News & Research
An emerging solution for people who are challenged by disconnection, which severely impacts their mental health, could be the resurgence of ancient plant medicines such as psilocybin.
Recent research from Imperial College and Kings College in London and Johns Hopkins in the US, are demonstrating that psilocybin along with other psychedelics have a valuable role in the treatment of mental health and combatting addictions, which will revolutionize psychiatry.
In 2018 the FDA granted psilocybin and MDMA the status of a 'breakthrough therapy'. The state of Oregon legalised psilocybin in November 2020 for use in a therapeutic setting which paves the way for other states to follow. This will usher in capital investment in psychedelic therapy and pharmacology to an estimated amount of $2bn over the next year.
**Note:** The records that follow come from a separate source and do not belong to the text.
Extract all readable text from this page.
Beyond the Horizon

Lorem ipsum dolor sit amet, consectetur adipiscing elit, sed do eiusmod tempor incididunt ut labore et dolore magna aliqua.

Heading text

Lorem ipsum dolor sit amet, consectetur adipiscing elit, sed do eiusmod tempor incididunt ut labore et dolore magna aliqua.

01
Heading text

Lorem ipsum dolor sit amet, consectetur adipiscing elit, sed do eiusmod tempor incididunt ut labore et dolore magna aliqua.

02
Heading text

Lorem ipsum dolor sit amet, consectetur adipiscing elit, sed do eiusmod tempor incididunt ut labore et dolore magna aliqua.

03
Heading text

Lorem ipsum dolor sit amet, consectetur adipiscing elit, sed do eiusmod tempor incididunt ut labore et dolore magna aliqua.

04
Here in the UK, Imperial College and Kings College have seen amazing results from their trials and the first psychedelic-assisted psychotherapy clinic opens soon in Bristol.
Article by Carhart-Harris:
We can no longer ignore the potential of psychedelic drugs to treat depression
At Imperial College we’ve been comparing psilocybin to conventional antidepressants – and the results are likely to be game-changing.
The impact of successful psychedelic therapy is often one of revelation or epiphany. People speak of witnessing “the bigger picture”, placing things in perspective, accessing deep insight about themselves and the world, releasing pent-up mental pain, feeling emotionally and physically recalibrated, clear-sighted and equanimous.